A special note is sent to a particular member of the Colossian Church. Archippus is exhorted to fulfill his divine calling into the ministry, perhaps in view of the need to combat local heresies. He is named in the introduction to the letter to Philemon as Paul’s “fellow soldier.” He may have been the son of Philemon and Apphia (Philemon 2). If so, he is probably a younger man like Mark and Timothy. By including this admonition in a letter that is to be read to the entire church, Paul means to impress on Archippus the seriousness of his ministerial responsibilities. To “take heed” (blepe) means “see to it.” “Fulfill” (pleross) is “to fully discharge.” This is good advice for every person who is called into the ministry, for God does not change His mind (Rom. 11:29).
Paul is in the habit of dictating his letters to a stenographer (Rom. 16:22; I Cor. 16:21). However, he customarily pens his final salutation in his own handwriting to confirm its authenticity and to discourage others from writing forged epistles (II Thess. 2:2 & 3:17). The spurious apocryphal “Epistle of Paul to the Laodiceans” that surfaces centuries later serves as a classic example. This awkward forgery is comprised of disconnected passages from Philippians and sprinkled with random verses borrowed from other Pauline epistles.
Paul’s sincerity is evidenced by the simple reminder that he is incarcerated. He does so not to solicit sympathy from his readers, but to state the cost of true discipleship. Paul considers himself a “prisoner of Jesus Christ” and never the Roman authorities (Eph. 3:1 & II Tim. 1:8). His faith is always stronger than his fetters.
The apostle opens his letter by asking God’s grace be upon his readers and closes it with the sincere desire God’s grace will continually be with them. This final remark is a fitting blend of his affection and apostolic authority.
The name Paul means “small,” but there is nothing small about his character. His excellent education, miraculous conversion, uncompromising disposition, Roman citizenship, command of the Hebrew language, background in Hellenistic culture, logic, wisdom, tenderness, determination, diplomacy, and perseverance all combine to make Paul the premier missionary of the first century. Through his inspired writings, he continues to endear himself to Believers everywhere.
Points to Ponder
1. From Acts 19:23-41, briefly describe the situation that puts Aristarchus in danger.
2. What does James say regarding fervency in prayer? (James 5:16)
3. Epaphras agonizes as he intercedes for Believers in the Lycus Valley. Who also agonizes in prayer in Luke 22:44?
4. What indictment is ultimately brought against the church of Laodicea and what advice is given to this church by Jesus (Revelation 3:14-19)?
5. What ministerial advice does Paul give Timothy concerning the ministry (I Timothy 4:6 & 12-16; II Timothy 2:15-16 & 4:2-5)? How can this be applied to ministry today?

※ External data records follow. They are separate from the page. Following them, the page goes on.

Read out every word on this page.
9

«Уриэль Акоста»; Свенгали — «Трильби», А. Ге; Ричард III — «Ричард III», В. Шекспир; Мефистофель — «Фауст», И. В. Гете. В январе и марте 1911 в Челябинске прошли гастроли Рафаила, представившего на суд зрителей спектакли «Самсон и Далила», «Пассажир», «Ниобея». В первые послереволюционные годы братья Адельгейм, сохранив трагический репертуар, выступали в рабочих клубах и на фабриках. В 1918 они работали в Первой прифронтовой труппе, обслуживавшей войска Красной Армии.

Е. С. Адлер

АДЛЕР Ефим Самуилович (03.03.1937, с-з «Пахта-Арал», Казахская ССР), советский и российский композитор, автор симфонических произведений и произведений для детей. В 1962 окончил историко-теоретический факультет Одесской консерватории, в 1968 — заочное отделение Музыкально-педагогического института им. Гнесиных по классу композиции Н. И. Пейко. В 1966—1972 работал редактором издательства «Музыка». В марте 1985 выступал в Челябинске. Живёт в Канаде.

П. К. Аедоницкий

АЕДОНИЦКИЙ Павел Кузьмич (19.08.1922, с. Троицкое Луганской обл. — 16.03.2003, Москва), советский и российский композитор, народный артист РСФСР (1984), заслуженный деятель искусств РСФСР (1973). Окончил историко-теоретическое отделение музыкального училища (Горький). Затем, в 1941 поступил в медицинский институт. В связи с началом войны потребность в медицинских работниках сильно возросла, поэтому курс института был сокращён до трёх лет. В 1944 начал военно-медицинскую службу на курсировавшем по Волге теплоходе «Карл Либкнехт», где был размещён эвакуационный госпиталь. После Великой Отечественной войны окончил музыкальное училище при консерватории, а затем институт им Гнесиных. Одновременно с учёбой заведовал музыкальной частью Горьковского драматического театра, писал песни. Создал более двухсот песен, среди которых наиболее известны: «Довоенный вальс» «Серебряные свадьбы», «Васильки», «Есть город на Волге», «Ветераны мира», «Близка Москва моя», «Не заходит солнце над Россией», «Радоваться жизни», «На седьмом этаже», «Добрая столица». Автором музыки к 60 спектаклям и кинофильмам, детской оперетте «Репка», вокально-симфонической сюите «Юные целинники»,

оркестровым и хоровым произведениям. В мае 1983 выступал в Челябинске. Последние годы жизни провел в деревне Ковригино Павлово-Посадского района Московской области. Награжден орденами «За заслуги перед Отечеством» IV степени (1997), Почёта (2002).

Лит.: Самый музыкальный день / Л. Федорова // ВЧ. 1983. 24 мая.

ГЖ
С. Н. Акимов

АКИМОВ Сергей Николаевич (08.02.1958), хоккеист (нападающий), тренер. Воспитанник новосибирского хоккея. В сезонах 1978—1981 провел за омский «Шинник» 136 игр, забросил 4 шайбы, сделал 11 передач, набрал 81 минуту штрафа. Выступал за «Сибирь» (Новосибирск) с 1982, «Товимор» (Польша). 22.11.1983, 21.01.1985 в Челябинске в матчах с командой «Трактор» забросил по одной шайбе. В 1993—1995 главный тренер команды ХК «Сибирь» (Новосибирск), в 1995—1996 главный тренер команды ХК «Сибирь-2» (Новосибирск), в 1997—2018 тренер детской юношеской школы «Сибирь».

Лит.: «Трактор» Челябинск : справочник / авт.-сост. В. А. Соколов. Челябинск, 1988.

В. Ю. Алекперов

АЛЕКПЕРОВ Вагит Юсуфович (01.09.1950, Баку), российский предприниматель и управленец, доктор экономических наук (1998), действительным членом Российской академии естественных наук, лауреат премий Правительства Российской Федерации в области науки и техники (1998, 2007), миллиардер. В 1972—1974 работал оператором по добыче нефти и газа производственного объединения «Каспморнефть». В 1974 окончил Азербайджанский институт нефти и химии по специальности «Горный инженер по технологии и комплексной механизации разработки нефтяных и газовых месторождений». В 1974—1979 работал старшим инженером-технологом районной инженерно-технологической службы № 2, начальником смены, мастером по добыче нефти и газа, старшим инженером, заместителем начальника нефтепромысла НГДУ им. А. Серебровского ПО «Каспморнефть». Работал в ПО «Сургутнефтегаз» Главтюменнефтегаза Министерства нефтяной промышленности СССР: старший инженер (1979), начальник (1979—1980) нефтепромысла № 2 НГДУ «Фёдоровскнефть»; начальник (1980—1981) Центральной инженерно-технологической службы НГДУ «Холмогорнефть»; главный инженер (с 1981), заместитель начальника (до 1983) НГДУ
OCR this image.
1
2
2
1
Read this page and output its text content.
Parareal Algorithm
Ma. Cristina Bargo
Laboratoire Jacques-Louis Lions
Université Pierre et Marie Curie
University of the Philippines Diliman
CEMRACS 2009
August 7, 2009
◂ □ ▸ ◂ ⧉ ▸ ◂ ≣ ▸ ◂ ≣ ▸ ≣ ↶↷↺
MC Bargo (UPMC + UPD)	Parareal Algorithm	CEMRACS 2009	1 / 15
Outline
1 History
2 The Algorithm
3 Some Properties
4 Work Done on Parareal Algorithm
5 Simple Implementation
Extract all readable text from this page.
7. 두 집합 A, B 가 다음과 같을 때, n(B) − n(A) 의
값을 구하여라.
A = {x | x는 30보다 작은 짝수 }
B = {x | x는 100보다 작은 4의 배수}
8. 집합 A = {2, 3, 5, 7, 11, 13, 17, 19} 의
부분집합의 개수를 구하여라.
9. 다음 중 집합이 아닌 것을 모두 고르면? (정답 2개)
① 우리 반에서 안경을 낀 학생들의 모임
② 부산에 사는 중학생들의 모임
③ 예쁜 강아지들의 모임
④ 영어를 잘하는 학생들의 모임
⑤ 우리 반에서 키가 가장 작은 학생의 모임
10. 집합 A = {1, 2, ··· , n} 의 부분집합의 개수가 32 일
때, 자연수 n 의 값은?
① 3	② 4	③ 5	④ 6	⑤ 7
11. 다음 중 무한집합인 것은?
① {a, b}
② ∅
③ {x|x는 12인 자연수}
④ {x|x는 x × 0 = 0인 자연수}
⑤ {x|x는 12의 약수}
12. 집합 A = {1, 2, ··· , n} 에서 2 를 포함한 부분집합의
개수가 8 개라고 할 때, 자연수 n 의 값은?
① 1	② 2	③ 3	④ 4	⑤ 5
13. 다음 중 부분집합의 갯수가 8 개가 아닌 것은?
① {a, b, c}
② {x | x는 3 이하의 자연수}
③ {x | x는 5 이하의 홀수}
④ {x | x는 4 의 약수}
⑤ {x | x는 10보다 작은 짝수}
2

6. What positive results can be expected from Paul’s admonition to Archippus (4:17)? How does his ministerial situation differ from that of Demas (Colossians 4:14 & II Timothy 4:10)?
7. Paul begins (1:2) and ends (4:18) the epistle to the Colossians with the word “grace.” Define this term.
8. List the most important truths that impacted your life during this study of Colossians.